Toronto’s turf has a bad reputation around baseball, and in these 2 games we have had Beltre’s back injury, and a turf seam hit, which may be related to the field conditions.

8 years ago
Reply to  Orsulakfan

You crazy?

Beltre hurt himself on the dirt and none of the funny-moving balls are unique to turf.

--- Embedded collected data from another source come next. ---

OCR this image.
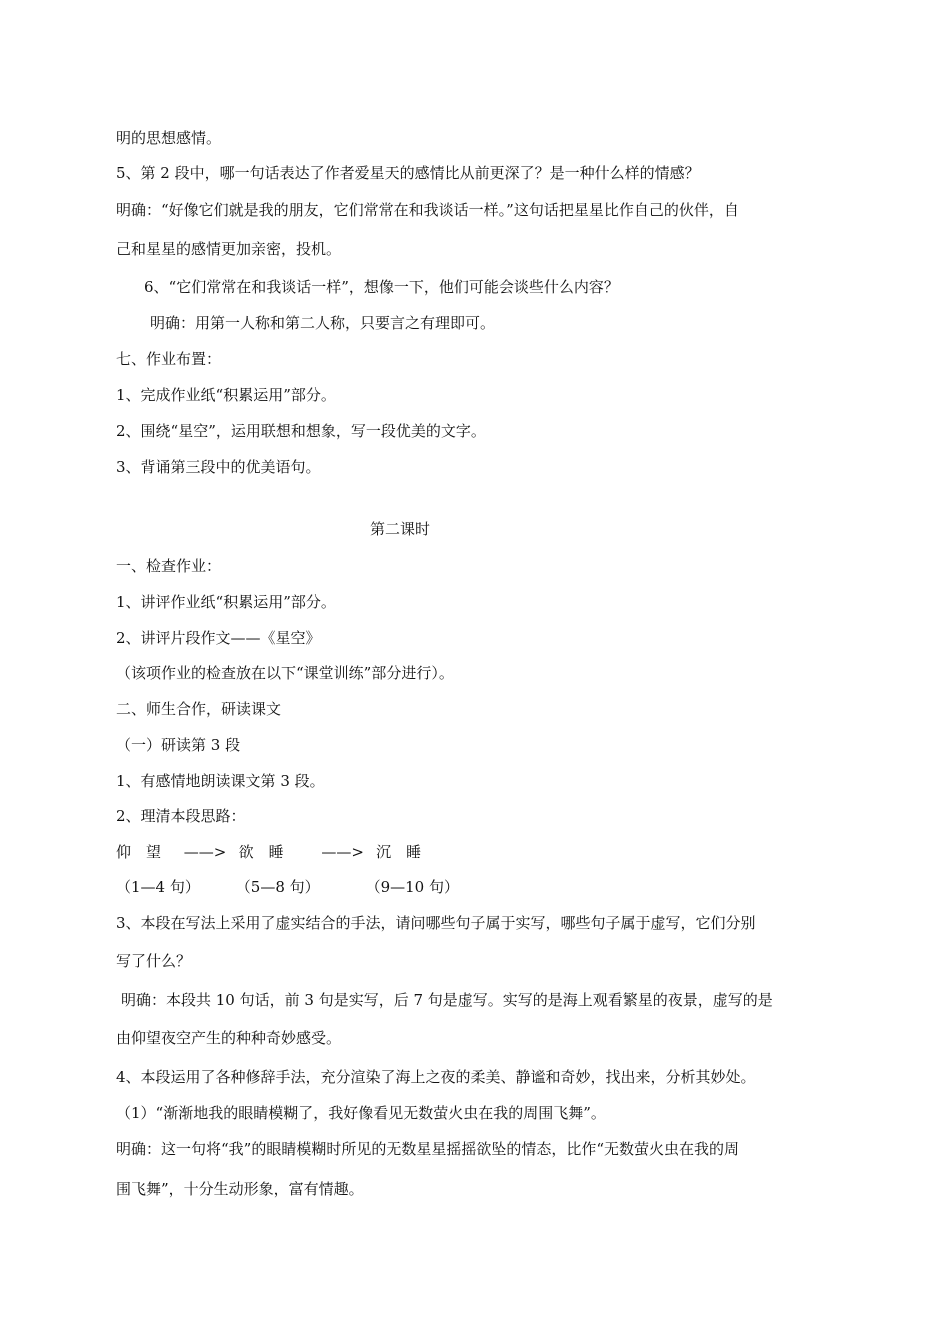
明的思想感情。
5、第 2 段中，哪一句话表达了作者爱星天的感情比从前更深了？是一种什么样的情感？
明确：“好像它们就是我的朋友，它们常常在和我谈话一样。”这句话把星星比作自己的伙伴，自
己和星星的感情更加亲密，投机。
6、“它们常常在和我谈话一样”，想像一下，他们可能会谈些什么内容？
明确：用第一人称和第二人称，只要言之有理即可。
七、作业布置：
1、完成作业纸“积累运用”部分。
2、围绕“星空”，运用联想和想象，写一段优美的文字。
3、背诵第三段中的优美语句。
第二课时
一、检查作业：
1、讲评作业纸“积累运用”部分。
2、讲评片段作文——《星空》
（该项作业的检查放在以下“课堂训练”部分进行）。
二、师生合作，研读课文
（一）研读第 3 段
1、有感情地朗读课文第 3 段。
2、理清本段思路：
仰　望 ——> 欲　睡	——> 沉　睡
（1—4 句） （5—8 句）	（9—10 句）
3、本段在写法上采用了虚实结合的手法，请问哪些句子属于实写，哪些句子属于虚写，它们分别
写了什么？
明确：本段共 10 句话，前 3 句是实写，后 7 句是虚写。实写的是海上观看繁星的夜景，虚写的是
由仰望夜空产生的种种奇妙感受。
4、本段运用了各种修辞手法，充分渲染了海上之夜的柔美、静谧和奇妙，找出来，分析其妙处。
（1）“渐渐地我的眼睛模糊了，我好像看见无数萤火虫在我的周围飞舞”。
明确：这一句将“我”的眼睛模糊时所见的无数星星摇摇欲坠的情态，比作“无数萤火虫在我的周
围飞舞”，十分生动形象，富有情趣。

Grass, dirt, and spin cause weird bounces all the time on normal turf

If anything, the artificial turf is more predictable.

8 years ago
Reply to  jianadaren

The thing is that the “dirt” he injured himself on is just different-colored turf

8 years ago
Reply to  MelkyTheMonkey

no it’s actually dirt. grounds crew comes out to rake and level it halfway through the game.

8 years ago
Reply to  MelkyTheMonkey

Yeah the home hardware cleanup crew comes out but the infield isn’t actual dirt:
That article mentions how they hope to install a dirt infield soon, implying that they haven’t yet done so

8 years ago
Reply to  MelkyTheMonkey

It’s dirt. The dirt that they want to put in next year is for the rest of the infield, not just the bags.

Pete Rose
8 years ago
Reply to  MelkyTheMonkey

It’s dirt alright. After the game I got special permission from Donaldson to test it out. Slid head first into the batter’s box. Nothin but dirt! Got a mouthful to prove it.